Youthful curator, Alex Klein – perfect name for a museum employee
– set the stage for an interesting evening with a brief run-down of the period.
She even mentioned Blade Runner. The
1982 film is now easy code for POMO and encapsulates the long gap between 1985
and 2015. Why Klein left out our own iconic architects Robert Ventura and his
wife Denis Scott-Brown (the inventors of POMO!) is curious. The two luke-warm artists
showing PowerPoint presentations didn’t improve the situation.
To condense things is
possible. Take one aspect of post modernism imaged by Blade Runner: historical mash-up. My theory is that Philip Dick’s
story Androids Often Dream of Electric
Sheep (published 1968) was the first film (see also Brazil, 1985) to present “now” as futuristic dystopia. This leads
us to time-travelogue. Today, we casually refer to this ubiquitous “time
travel” as if it was a simple state of mind. Or worse, a life-style choice.
This is writer’s, J. G. Ballard’s, “inner space” which describes perfectly our
use of technology to create fantasy worlds instead of flying to real ones in
suspended animation.
Bladerunner came
to represent Steam Punk, year zero. The term was quite rightly put in place
well after the fact. I, myself often pretend to be an Edwardian dandy in futuristic
rock clubs. Both steam, punks and rain surrounded Harrison Ford as he hunted
rogue Replicants. The ICA should note that every film after Bladerunner owes something visually to
director, Ridley Scott if not the writer, Philip K. Dick who barely lived to
see it. These days, the best illustration of our historically mixed condition is
a sad, cheapo satellite dish on the roof of decaying Victorian house.
3 comments:
Speaking of dystopian futures: what's Logan's Run? Soylent Green? THX1138? (or even Fritz Lang's Metropolitan?).

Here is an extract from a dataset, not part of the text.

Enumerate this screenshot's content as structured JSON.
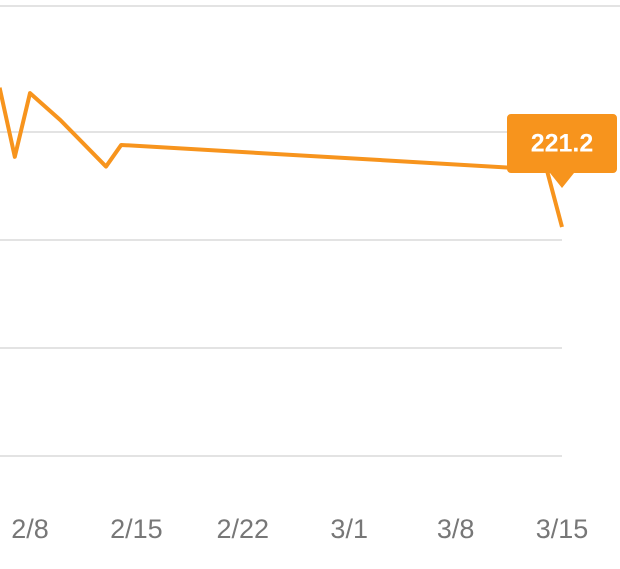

And those of us who identify periods by their economic formations never stopped using post-modern to describe the current moment.

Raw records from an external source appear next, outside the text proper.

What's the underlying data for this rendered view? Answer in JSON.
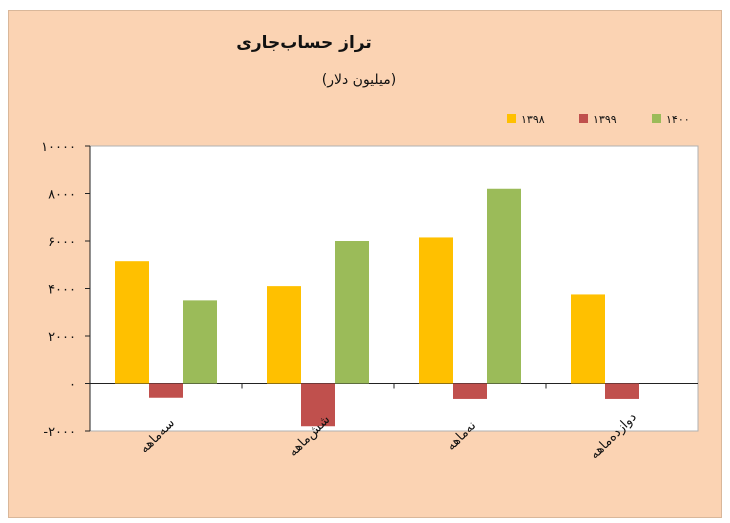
{
  "chart_data": {
    "type": "bar",
    "title": "تراز حساب‌جاری",
    "subtitle": "(میلیون دلار)",
    "categories": [
      "سه‌ماهه",
      "شش‌ماهه",
      "نه‌ماهه",
      "دوازده‌ماهه"
    ],
    "series": [
      {
        "name": "۱۳۹۸",
        "color": "#ffc000",
        "values": [
          5150,
          4100,
          6150,
          3750
        ]
      },
      {
        "name": "۱۳۹۹",
        "color": "#c0504d",
        "values": [
          -600,
          -1800,
          -650,
          -650
        ]
      },
      {
        "name": "۱۴۰۰",
        "color": "#9bbb59",
        "values": [
          3500,
          6000,
          8200,
          null
        ]
      }
    ],
    "ylim": [
      -2000,
      10000
    ],
    "yticks": [
      -2000,
      0,
      2000,
      4000,
      6000,
      8000,
      10000
    ],
    "ytick_labels": [
      "-۲۰۰۰",
      "۰",
      "۲۰۰۰",
      "۴۰۰۰",
      "۶۰۰۰",
      "۸۰۰۰",
      "۱۰۰۰۰"
    ],
    "legend_position": "top-right",
    "grid": false
  }
}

Good movie. I hope Harrison Ford decides to keep his word since the plane crash and make a second Blade Runner. I'm convinced, however, that the first Postmodernists were just as instrumental in creating the Postmodern condition as reacting against it. There are good points and bad points. As for myself, as an artist who paints, I rejoice in the supposed death of Postmodernism - but am cautious about what might replace it. Neo-Geo? Hmmm.... I'm such a fucking savage/dinosaur.

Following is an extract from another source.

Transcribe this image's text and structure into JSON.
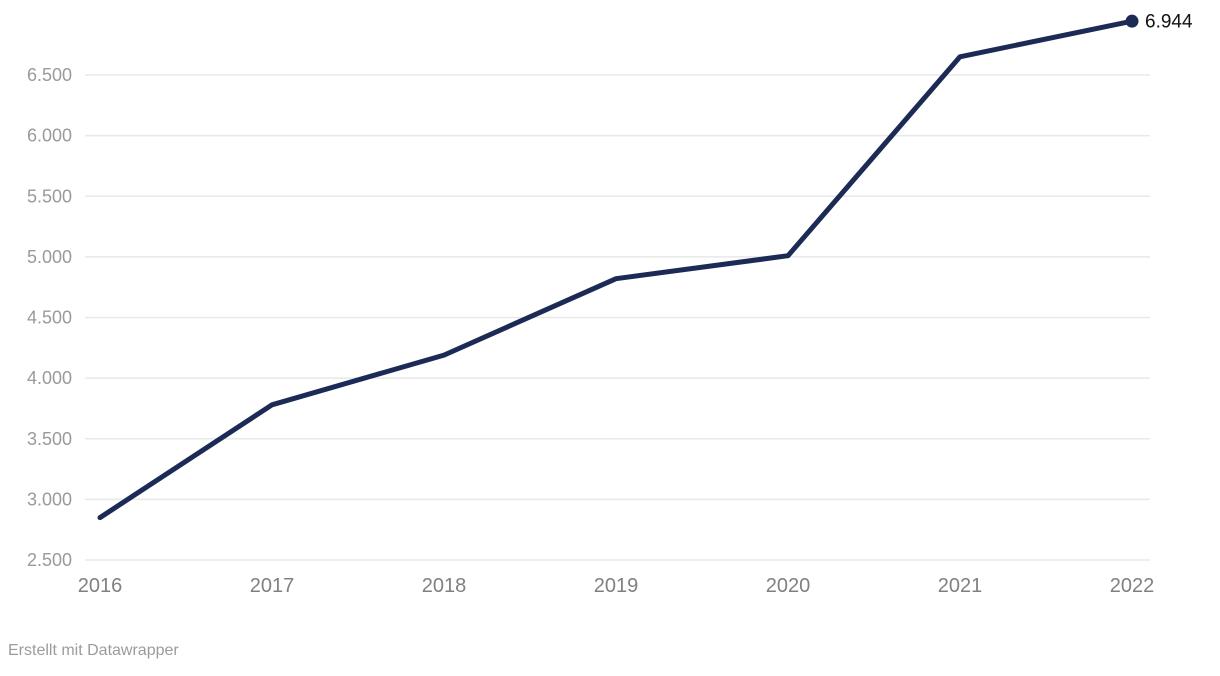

My concentration on Blade Runner purposely discounts the hundreds of science fiction films that preceded it because it is distinct. It can be used as a short cut to understanding the post modern moment which (if you were not there) is easily lost in the profusion of daily information. It also targets the idea of what is human (vs. artificial intelligence) and that is totally topical.